In 1980, the Career-oriented Education Act abolished general upper secondary schools as well as school leaving exams. On completing secondary education, candidates were awarded a certificate stating that they had met all the requirements of the qualification in question.

Amendments to the Career-oriented Education Act in 1983, and to the Rules on Evaluation and Assessment of Knowledge in Career-oriented Education in 1988, allowed for the possibility of completing secondary education with a final exam, if so stipulated by the qualification in question.

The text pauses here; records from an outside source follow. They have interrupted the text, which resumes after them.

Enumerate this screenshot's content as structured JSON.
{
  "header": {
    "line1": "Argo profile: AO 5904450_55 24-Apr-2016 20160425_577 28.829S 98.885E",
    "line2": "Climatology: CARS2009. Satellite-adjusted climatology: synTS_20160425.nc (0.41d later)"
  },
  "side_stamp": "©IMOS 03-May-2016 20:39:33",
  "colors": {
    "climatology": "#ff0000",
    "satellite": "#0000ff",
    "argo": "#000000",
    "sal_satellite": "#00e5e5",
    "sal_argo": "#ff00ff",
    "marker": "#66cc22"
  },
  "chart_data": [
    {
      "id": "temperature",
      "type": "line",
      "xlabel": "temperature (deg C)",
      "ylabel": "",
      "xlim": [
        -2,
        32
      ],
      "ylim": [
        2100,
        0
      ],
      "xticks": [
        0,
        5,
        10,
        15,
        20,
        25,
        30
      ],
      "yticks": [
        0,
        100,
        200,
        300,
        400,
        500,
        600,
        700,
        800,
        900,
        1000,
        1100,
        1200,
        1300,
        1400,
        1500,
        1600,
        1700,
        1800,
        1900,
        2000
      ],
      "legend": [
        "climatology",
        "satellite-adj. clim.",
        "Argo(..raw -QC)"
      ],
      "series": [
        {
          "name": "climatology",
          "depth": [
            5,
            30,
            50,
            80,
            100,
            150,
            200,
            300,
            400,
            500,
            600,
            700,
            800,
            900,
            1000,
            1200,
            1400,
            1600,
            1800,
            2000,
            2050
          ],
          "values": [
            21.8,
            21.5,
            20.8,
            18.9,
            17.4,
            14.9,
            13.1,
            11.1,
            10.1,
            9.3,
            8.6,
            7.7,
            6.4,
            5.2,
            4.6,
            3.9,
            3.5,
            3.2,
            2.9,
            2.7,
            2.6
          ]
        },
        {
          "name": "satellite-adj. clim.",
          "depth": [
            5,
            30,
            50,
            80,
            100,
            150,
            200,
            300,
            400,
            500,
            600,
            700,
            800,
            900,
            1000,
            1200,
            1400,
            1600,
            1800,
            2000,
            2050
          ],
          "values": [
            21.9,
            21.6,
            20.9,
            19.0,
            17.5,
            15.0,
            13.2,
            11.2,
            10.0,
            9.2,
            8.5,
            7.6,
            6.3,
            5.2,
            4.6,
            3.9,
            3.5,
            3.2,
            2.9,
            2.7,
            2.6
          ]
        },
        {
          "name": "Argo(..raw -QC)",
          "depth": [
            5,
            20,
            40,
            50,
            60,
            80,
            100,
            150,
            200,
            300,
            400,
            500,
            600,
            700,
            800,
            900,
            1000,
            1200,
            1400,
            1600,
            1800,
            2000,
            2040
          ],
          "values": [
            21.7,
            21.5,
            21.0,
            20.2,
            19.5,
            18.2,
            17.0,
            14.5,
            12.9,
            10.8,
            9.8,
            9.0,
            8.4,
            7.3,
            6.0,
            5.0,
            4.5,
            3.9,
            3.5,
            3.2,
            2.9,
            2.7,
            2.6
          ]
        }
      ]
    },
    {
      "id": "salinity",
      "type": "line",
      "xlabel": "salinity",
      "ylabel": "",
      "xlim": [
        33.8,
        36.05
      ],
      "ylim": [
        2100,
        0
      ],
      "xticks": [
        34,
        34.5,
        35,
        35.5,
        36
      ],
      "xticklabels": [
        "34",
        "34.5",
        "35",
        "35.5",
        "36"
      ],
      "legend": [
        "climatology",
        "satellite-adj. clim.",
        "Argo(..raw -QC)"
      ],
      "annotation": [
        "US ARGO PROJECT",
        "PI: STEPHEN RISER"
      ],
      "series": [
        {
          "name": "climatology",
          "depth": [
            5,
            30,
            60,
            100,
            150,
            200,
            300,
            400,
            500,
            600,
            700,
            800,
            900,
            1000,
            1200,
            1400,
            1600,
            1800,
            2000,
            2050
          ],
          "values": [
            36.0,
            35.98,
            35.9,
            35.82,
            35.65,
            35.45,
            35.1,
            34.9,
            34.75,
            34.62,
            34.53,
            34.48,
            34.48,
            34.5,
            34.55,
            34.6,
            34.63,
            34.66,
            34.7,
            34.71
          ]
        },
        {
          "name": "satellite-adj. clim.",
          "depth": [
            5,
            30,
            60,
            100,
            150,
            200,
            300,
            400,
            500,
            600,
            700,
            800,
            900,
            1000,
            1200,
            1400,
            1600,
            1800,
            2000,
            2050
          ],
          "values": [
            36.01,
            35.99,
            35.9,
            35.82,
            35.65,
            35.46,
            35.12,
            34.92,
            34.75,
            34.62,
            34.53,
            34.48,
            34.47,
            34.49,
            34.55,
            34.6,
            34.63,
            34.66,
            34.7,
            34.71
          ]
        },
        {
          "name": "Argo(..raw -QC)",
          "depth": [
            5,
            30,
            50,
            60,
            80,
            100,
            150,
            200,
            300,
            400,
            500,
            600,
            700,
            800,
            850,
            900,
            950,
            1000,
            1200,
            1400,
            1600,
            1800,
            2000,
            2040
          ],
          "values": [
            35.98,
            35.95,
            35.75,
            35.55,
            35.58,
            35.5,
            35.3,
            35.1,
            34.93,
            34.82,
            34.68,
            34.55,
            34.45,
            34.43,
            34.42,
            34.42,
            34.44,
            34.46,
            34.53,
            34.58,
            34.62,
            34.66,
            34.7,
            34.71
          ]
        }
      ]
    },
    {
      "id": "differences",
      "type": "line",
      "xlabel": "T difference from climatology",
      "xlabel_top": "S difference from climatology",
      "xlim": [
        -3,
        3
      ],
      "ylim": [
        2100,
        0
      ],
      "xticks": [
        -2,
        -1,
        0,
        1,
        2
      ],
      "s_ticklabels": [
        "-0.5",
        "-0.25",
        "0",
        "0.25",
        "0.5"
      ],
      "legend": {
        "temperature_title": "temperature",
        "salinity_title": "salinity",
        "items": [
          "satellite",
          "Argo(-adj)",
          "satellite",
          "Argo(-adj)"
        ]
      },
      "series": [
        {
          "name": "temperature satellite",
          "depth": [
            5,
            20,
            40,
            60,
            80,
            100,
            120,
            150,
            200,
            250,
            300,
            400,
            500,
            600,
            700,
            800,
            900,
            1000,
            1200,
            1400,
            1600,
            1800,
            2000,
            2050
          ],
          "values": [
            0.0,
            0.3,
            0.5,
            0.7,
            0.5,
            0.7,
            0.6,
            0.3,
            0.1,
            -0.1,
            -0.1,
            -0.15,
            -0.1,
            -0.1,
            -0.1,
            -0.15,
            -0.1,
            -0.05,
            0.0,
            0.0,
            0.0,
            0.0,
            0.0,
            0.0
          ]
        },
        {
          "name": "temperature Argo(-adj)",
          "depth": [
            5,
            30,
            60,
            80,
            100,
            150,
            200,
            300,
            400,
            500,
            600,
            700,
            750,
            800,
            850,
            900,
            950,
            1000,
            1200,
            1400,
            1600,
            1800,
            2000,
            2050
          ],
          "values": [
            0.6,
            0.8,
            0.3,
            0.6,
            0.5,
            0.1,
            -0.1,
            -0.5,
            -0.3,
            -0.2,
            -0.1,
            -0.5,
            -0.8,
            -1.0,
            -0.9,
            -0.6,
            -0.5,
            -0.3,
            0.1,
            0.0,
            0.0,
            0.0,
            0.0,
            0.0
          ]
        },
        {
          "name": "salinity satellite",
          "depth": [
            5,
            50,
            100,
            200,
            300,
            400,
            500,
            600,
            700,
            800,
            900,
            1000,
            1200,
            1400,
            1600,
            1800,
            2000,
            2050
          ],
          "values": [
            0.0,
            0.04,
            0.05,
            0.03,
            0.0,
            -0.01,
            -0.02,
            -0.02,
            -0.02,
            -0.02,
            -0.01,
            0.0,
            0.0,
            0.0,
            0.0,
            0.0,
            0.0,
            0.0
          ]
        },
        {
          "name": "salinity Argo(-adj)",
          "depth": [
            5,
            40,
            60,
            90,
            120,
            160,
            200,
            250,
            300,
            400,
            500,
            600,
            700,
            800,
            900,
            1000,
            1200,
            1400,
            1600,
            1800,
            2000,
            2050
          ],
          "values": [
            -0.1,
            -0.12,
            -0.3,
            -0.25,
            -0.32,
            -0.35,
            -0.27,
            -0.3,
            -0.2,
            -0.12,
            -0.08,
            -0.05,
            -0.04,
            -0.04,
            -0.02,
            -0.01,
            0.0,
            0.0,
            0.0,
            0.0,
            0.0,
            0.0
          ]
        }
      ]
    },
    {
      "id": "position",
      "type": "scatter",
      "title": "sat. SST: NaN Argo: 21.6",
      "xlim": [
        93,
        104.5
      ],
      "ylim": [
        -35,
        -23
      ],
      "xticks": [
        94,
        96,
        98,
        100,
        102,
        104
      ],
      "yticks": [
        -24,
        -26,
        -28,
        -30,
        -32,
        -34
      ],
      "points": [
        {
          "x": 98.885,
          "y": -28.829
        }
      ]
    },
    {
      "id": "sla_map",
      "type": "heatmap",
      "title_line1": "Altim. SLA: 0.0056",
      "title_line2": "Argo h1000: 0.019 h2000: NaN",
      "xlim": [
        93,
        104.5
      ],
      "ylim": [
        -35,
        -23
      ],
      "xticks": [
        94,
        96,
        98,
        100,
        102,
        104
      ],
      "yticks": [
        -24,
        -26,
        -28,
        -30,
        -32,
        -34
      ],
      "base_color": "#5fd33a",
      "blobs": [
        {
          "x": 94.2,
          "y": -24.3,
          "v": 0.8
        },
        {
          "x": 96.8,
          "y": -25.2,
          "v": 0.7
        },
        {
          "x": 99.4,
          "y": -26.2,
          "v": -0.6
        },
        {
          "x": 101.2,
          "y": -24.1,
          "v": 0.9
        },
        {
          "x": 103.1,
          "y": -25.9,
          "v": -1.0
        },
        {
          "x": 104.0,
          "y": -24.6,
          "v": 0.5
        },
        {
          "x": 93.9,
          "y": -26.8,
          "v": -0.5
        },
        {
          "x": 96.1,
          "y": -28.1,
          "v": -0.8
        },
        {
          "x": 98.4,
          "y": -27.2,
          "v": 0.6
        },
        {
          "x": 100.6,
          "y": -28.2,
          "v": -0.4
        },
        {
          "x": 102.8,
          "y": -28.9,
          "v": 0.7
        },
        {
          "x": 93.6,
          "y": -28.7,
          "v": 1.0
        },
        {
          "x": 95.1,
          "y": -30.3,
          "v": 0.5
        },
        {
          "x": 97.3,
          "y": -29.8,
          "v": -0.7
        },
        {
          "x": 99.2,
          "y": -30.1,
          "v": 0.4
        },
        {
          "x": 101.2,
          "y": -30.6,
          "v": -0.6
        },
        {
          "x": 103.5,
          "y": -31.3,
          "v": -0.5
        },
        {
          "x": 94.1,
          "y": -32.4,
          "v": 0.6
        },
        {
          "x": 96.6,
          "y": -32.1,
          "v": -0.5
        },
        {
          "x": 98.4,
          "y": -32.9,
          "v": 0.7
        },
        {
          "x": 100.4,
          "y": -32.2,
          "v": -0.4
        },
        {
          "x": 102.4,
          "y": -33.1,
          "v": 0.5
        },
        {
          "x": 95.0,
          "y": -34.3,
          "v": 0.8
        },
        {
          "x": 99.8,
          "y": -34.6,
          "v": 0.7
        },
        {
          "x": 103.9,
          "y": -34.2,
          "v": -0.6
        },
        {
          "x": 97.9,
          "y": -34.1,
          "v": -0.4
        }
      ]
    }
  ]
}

Thus in 1991, for the first time, candidates were obliged to sit the Final Exam in two subjects. In the following academic year, the Final Exam consisted of four examination units, i.e. Slovene, Mathematics or a foreign language, and two optional subjects.

After 1980, initiatives began to emerge from universities calling for a reintroduction of the Matura. Legislative changes in 1989 opened the door for its reintroduction, in the form of a school leaving exam at the end of four-year secondary education. In 1992, the National Matura Committee was set up and preparations for the present-day Matura launched. National exam committees were appointed for individual subjects. The Centre was established to oversee all activities relating to the organisation and administration of the Matura exams.

In 1994, a pilot Matura was carried out on a sample of secondary schools, and a ‘proper’ Matura was introduced in the 1994/1995 academic year.

2003 was marked by the Matura Examination Act in which the name Matura was changed into the General Matura, since another type of Matura was introduced, i.e. the Vocational Matura. The National Matura Committee was renamed the National Committee for the General Matura.